- Chaq Qarah Location within Iran
- Coordinates: 36°26′24″N 58°34′41″E﻿ / ﻿36.44000°N 58.57806°E
- Country: Iran
- Province: Razavi Khorasan
- County: Firuzeh
- District: Central
- Rural District: Firuzeh

Population (2016)
- • Total: 29
- Time zone: UTC+3:30 (IRST)

= Chaq Qarah =

Village in Razavi Khorasan province, Iran

Chaq Qarah (چاق قره) (Note: Also romanized as Chāq Qarah; also known as Chāhqarah) is a village in Firuzeh Rural District of the Central District in Firuzeh County, (Note: Formerly Takht-e Jolgeh County) Razavi Khorasan province, Iran.

==Demographics==
===Population===
At the time of the 2006 National Census, the village's population was 99 in 23 households, when it was in the former Takht-e Jolgeh District of Nishapur County.

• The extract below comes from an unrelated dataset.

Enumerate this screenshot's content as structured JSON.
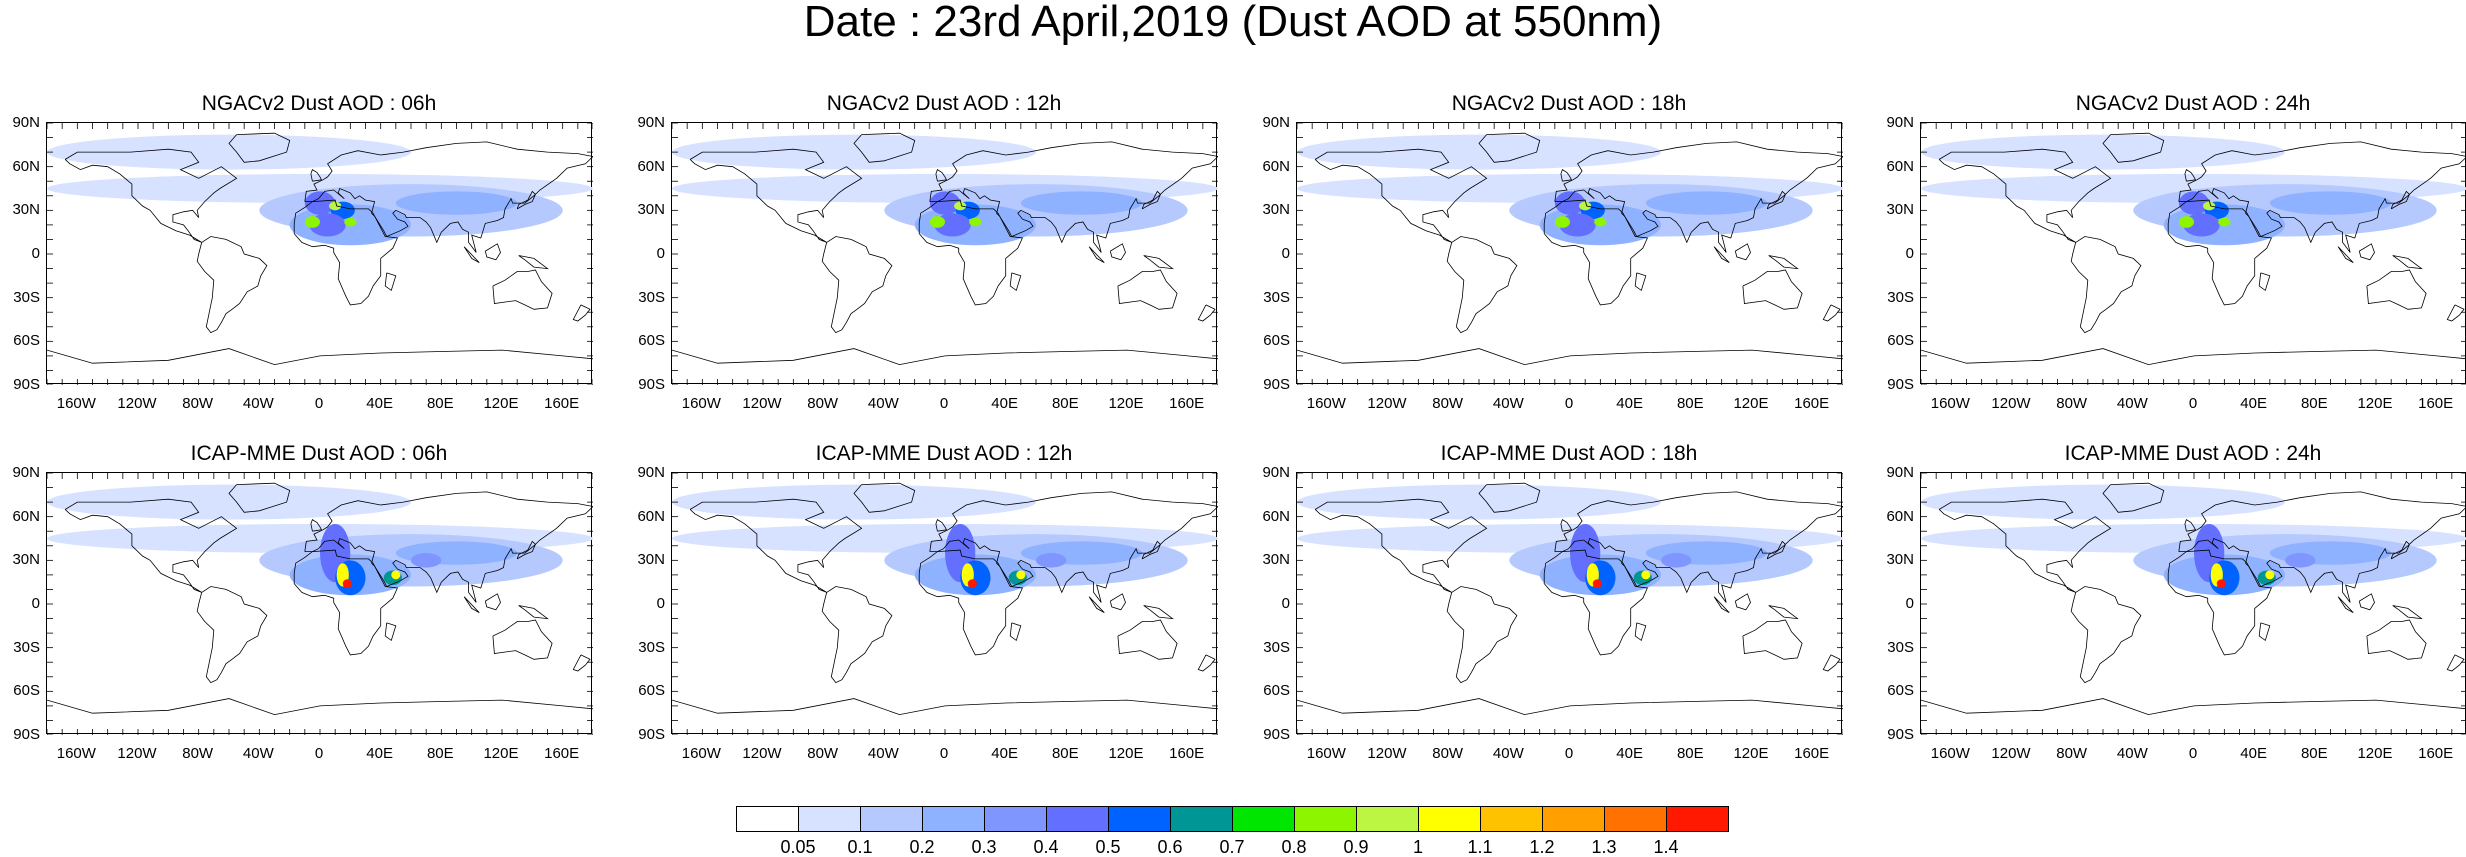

The following census in 2011 counted 44 people in 14 households, by which time the district had been separated from the county in the establishment of Takht-e Jolgeh County. (Note: Renamed Firuzeh County) The rural district was transferred to the new Central District. The 2016 census measured the population of the village as 29 people in eight households.